The bigger picture, though, is that misogyny remains deeply embedded within the Met and UK policing in a way that harms both officers and the public they are tasked with protecting. So far, police efforts to tackle the problem and rebuild public trust have fallen short. Disciplinary processes are still slow and rarely result in sackings. Female officers feel targeted for speaking out about harassment. It recently emerged that the Met is suing Parm Sandhu, a former senior officer, for making allegations of racism and sexism that the force says broke a non-disclosure agreement.

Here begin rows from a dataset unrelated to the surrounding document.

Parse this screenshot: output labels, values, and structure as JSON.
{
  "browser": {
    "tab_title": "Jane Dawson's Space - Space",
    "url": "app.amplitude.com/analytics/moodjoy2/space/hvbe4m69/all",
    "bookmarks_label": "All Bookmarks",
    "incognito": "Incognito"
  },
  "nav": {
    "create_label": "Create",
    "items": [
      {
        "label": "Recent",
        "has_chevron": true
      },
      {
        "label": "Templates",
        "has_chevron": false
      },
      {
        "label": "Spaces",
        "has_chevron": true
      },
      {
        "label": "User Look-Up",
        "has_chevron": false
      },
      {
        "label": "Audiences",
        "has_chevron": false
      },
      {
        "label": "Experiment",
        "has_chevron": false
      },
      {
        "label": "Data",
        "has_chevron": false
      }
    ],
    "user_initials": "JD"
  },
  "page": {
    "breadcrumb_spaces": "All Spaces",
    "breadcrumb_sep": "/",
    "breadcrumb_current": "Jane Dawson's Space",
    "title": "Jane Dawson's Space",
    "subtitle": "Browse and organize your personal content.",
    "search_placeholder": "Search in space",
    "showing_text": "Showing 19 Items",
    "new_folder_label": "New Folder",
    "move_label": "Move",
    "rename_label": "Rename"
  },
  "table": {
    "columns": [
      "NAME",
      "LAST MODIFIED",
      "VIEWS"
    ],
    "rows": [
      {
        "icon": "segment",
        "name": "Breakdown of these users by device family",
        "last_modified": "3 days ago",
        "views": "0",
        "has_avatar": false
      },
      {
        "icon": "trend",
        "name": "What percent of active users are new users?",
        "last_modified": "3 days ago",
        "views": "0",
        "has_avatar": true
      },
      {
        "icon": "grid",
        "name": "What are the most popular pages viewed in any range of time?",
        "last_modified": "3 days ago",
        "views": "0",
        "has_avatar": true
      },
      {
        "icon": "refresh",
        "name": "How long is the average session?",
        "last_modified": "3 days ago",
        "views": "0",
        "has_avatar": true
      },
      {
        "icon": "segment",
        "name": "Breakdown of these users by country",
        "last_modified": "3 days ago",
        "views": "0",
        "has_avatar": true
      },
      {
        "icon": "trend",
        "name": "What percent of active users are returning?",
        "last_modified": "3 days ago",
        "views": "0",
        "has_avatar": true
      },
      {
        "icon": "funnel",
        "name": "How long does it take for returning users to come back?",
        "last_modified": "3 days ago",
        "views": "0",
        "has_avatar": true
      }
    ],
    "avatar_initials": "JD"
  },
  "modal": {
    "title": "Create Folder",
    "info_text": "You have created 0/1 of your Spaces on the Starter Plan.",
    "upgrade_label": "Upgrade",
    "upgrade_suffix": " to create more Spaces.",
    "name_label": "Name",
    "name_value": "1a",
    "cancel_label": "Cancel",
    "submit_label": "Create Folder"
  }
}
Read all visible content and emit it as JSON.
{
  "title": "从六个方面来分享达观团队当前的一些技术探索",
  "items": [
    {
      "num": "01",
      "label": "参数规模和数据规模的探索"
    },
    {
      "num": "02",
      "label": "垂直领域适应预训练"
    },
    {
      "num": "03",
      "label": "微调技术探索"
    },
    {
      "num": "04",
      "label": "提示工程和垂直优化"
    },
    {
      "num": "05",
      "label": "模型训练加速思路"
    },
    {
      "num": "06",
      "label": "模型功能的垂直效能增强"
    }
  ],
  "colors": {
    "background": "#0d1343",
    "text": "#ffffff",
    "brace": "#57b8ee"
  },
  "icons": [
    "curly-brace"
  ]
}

There is a long way to go. As of July, the UK’s biggest police force has a new leader. Mark Rowley, who was recommended by former home secretary Priti Patel to lead the Met, has plans to recruit more than 100 officers to boost the Met’s professional standards body and has promised to cull “toxic” officers who exhibit misogyny, racism or homophobia. Speaking to the Times, he acknowledged this would be a challenge, saying that while the Met can sack officers who fail vetting, internal police appeals tribunals can reinstate them. That’s a process that Rowley said “seems wrong”. But changing it won’t be easy—“It does feel like some of the cards are stacked against me,” he said.
The odds are stacked against female officers, too. The way Evans sees it, she has two choices in the face of ongoing misogyny and racism: “Either I get frustrated and leave. Or I remember the reason for first joining.” Officers who want to make a difference are too often driven out of the police by a system that treats them as second-class. Rowley’s challenge—the one Cressida Dick failed—is to support them to stay.